Was in den letzten Jahren besonders ins Auge sticht: Immer mehr Jugendliche finden den Weg in das Antiquariat. Komischerweise entdecken sie diesen Schatz oft über Social Media, filmen die Regale und teilen ihre Erlebnisse. Melzer, der einst Maschinenbau an der TU Dresden studierte und die DDR verließ, hat schon so manch skurrilen Kundenwunsch erlebt.
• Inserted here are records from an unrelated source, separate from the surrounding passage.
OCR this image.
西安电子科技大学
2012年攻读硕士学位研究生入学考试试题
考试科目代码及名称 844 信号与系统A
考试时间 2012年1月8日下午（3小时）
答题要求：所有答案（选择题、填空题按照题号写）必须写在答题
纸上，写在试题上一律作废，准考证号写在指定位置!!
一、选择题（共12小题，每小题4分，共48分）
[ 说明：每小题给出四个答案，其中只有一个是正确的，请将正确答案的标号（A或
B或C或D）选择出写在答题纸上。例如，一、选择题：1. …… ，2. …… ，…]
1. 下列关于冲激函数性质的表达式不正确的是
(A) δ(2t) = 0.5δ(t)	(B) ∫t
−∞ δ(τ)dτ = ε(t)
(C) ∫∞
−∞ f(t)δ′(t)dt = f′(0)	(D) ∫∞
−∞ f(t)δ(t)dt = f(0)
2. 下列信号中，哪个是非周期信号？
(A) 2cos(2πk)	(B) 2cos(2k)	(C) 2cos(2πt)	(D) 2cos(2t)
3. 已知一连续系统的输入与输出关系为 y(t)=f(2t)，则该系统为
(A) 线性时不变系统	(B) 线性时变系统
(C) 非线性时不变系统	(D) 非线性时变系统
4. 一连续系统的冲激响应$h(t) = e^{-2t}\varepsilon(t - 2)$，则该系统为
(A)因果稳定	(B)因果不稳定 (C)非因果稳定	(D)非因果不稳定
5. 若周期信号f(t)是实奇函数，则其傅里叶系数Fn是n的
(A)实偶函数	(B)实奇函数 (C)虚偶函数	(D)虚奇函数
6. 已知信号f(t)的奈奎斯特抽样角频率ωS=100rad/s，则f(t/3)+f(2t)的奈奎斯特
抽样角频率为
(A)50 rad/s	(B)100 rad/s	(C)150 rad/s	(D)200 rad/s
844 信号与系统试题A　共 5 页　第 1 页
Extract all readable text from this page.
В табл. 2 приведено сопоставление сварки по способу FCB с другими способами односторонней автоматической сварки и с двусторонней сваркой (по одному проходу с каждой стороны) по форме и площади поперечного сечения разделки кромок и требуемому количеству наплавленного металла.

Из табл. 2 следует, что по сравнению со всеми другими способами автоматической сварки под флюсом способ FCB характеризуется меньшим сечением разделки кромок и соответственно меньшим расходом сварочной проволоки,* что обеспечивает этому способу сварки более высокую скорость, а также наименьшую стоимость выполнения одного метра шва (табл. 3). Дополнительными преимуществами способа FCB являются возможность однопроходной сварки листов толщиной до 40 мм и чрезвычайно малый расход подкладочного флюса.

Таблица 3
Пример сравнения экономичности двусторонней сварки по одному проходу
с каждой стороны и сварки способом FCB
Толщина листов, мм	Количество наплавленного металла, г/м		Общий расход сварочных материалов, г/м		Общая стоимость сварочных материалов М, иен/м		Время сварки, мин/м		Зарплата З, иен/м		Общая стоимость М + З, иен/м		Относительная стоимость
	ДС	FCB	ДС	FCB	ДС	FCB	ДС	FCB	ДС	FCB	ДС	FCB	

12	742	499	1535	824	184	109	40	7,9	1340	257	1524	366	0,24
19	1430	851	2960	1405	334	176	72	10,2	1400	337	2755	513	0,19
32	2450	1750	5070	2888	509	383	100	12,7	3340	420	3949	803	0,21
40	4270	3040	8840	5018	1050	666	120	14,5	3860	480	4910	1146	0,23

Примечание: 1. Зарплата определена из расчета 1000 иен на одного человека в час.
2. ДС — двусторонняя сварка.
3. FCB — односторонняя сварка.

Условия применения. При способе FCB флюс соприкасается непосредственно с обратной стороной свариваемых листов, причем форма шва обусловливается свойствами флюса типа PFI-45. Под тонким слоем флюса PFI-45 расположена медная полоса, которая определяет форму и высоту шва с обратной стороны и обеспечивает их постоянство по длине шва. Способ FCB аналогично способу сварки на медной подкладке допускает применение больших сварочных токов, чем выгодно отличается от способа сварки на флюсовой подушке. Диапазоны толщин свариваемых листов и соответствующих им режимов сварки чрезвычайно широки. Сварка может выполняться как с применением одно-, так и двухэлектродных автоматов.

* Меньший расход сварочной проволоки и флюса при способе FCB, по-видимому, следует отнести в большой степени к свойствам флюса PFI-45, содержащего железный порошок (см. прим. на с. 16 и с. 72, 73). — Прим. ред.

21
Alte Telefonbücher oder Bedienungsanleitungen – manchmal fragt man sich, ob es wirklich nichts gibt, was diese Leute nicht suchen. Die Atmosphäre im Antiquariat hat sich zwar nicht verändert, aber die Kundschaft ist bunter geworden. Früher waren es vor allem Bildungsbürger, jetzt ist die Mischung viel lebendiger.
Ein Ort der Entdeckungen
Das Antiquariat ist mehr als nur ein Laden; es ist ein Ort der Entdeckungen. Michael Melzer hat ein feines Gespür für die Schätze, die zwischen den Buchdeckeln liegen. Auch wenn der Platz begrenzt ist und er nur noch seltene Werke annimmt, sprudeln seine Geschichten über die Jahre nur so heraus. „Ich lebe von meiner Rente“, sagt er mit einem Schmunzeln, „aber das Antiquariat bringt mir eine schöne Ergänzung.“ Während er von den vergangenen Zeiten erzählt, kann man die Leidenschaft spüren, die in jedem Wort mitschwingt.
Die Zukunft des Antiquariats ist jedoch ein Thema, das Melzer beschäftigt. Er sucht einen Nachfolger – jemand, der Bücher liebt und Geduld hat. „Einen Nachfolger zu finden, der die Liebe zur Literatur teilt, ist nicht einfach“, gibt er zu. Doch trotz aller Überlegungen möchte er noch einige Jahre im Antiquarium arbeiten. Es gibt einfach zu viele Geschichten zu erzählen und zu viele Bücher, die auf ein neues Zuhause warten.
Ein besonderes Event
Passend zum heutigen Datum findet in der Historischen Schützenhalle ein Secondhand-Modemarkt mit rund 100 Ständen statt. Ein perfekter Ort, um zu stöbern, zu entdecken und vielleicht das ein oder andere Schnäppchen zu ergattern. Hier wird das Stöbern zum Erlebnis – ganz ähnlich wie im Antiquariat. Das Gefühl, durch alte Schätze zu blättern und dabei Geschichten zu entdecken, ist unübertroffen.
In einer Welt, die sich ständig wandelt, bleibt das Antiquariat ein Ankerpunkt der Tradition. Michael Melzer ist ein lebendiges Beispiel dafür, wie wichtig es ist, die Liebe zu Büchern und Geschichten weiterzugeben. Ob er einen Nachfolger findet oder nicht, das Antiquarium wird für viele immer ein Ort der Magie und der Entdeckungen bleiben. Und während draußen das Leben pulsiert, hat man hier drinnen immer die Möglichkeit, in eine andere Welt einzutauchen.